Results using CART Model 

Results using CART Model  The first step we follow in any modeling exercise is to split the data into training and validation. You can use the following code for the split. (We will use the same split for random forest as well) train.flag <- createDataPartition(y=iris$Species,p=0.5,list=FALSE) training <- iris[train.flag,] Validation <- iris[-train.flag,] CART model gave following result in the training and validation : Misclassification rate in training data = 3/75 Misclassification rate in validation data = 4/75 As you can see, CART model gave decent result in terms of accuracy and stability. We will now model the random forest algorithm on the same training dataset and validate it using same validation dataset.

Comparison between random forest and cart model

Comparison between the two models  Till this point, everything was as per books. Here comes the tricky part. Once you have all performance metrics, you need to select the best model as per your business requirement. We will make this judgement based on 3 criterion in this case apart from business requirements: .1. Stability : The model should have similar performance metrics across both training and validation. This is very essential because business can live with a lower accuracy but not with a lower stability. We will give the highest weight to stability. For this case let’s take it as 5. 2. Performance on Training data : This is one of the important metric but nothing conclusive can be said just based on this metric.

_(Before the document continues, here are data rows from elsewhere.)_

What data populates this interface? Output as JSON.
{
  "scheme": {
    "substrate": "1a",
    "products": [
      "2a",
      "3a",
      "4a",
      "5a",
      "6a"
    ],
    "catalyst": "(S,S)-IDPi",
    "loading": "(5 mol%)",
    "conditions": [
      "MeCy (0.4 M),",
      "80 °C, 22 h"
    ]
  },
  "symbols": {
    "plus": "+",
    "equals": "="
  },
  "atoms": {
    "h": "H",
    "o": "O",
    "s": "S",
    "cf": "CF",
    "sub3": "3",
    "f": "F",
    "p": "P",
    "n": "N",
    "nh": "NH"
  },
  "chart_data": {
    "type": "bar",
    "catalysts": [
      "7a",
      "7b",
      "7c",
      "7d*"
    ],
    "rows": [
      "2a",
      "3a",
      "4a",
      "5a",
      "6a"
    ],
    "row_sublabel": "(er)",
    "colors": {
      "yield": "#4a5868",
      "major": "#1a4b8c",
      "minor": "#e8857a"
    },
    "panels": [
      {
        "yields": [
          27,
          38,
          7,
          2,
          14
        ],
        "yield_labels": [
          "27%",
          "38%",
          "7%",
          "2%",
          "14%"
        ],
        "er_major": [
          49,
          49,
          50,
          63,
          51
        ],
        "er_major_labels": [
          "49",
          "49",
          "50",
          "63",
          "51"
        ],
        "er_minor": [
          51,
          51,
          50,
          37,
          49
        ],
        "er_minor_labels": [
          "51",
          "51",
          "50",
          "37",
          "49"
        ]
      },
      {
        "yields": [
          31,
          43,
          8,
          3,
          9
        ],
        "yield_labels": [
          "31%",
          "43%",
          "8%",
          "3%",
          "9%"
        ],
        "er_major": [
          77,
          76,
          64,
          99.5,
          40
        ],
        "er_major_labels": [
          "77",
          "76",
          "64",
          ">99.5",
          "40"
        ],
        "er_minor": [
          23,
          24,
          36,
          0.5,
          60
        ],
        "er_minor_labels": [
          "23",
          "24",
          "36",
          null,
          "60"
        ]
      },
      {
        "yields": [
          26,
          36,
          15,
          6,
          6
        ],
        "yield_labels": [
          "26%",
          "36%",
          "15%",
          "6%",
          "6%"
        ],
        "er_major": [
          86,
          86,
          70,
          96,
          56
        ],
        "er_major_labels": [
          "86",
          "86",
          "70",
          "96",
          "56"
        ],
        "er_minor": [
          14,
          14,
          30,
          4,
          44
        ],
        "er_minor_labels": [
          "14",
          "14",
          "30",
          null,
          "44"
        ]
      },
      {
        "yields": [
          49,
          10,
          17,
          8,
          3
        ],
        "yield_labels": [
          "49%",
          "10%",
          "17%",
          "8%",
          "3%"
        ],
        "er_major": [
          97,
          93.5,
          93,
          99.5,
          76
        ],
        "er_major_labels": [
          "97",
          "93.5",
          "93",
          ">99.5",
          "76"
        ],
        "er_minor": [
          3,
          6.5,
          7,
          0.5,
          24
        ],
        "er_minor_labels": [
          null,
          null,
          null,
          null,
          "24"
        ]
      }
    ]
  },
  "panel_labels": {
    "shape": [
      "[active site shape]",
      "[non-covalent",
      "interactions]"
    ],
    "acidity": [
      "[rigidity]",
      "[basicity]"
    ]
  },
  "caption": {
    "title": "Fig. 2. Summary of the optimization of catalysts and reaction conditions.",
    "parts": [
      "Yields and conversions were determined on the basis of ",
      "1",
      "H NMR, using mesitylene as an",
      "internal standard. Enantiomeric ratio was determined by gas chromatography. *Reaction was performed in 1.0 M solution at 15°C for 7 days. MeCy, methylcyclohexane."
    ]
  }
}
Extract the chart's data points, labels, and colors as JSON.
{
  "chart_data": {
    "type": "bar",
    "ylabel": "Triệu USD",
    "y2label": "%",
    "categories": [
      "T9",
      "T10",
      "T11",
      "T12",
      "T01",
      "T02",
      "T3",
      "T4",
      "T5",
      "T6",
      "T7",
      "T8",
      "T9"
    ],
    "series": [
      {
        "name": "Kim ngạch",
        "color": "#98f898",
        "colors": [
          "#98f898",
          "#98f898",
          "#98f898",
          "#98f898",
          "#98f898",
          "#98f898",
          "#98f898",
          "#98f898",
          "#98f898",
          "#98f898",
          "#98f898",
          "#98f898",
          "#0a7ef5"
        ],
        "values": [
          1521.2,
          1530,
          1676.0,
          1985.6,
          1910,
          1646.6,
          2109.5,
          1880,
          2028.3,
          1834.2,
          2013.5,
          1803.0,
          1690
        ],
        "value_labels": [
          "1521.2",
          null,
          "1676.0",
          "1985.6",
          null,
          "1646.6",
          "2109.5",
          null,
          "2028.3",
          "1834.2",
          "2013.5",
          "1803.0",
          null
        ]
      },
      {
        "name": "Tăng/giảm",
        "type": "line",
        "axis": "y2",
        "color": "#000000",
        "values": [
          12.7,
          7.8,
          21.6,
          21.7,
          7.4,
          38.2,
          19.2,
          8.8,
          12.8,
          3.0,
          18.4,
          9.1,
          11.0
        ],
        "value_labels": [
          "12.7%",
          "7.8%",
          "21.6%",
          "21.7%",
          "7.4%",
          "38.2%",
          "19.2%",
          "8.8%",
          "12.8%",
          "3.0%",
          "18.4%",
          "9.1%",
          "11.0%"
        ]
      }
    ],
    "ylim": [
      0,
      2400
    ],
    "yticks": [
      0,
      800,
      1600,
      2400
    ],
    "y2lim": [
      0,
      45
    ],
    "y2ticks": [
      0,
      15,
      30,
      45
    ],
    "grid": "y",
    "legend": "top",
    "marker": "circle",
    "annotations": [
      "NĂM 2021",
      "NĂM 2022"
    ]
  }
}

This is because an over fit model is unacceptable but will get a very high score at this parameter. Hence, we will give a low weight to this parameter (say 2). 3. Performance on Validation data : This metric catch holds of overfit model and hence is an important metric. We will score it higher than performance and lower than stability. For this case let’s take it as 3. Note that the weights and scores entirely depends on the business case. Following is a score table as per my judgement in this case. As you can see from the table that however Random forest gives me a better performance, I still will go ahead and use CART model because of the stability factor. Other factor in favor of CART model is the easy business justification. Random forest is very difficult to explain to people working on field. CART models are simple cuts which can be justified by simple business justification/reasons. But the choice of model selection is entirely dependent on business requirement.  End Notes  Every model has its own strength. Random forest, as seen from this case study, has a very high accuracy on the training population, because it uses many different characteristics to make a prediction. But, because of the same reason, it sometimes over fits the model on the data. CART model on the other side is simplistic criterion cut model. This might be over simplification in some case but works pretty well in most business scenarios. However, the choice of model might be business requirement dependent, it is always good to compare performance of different model before taking this call.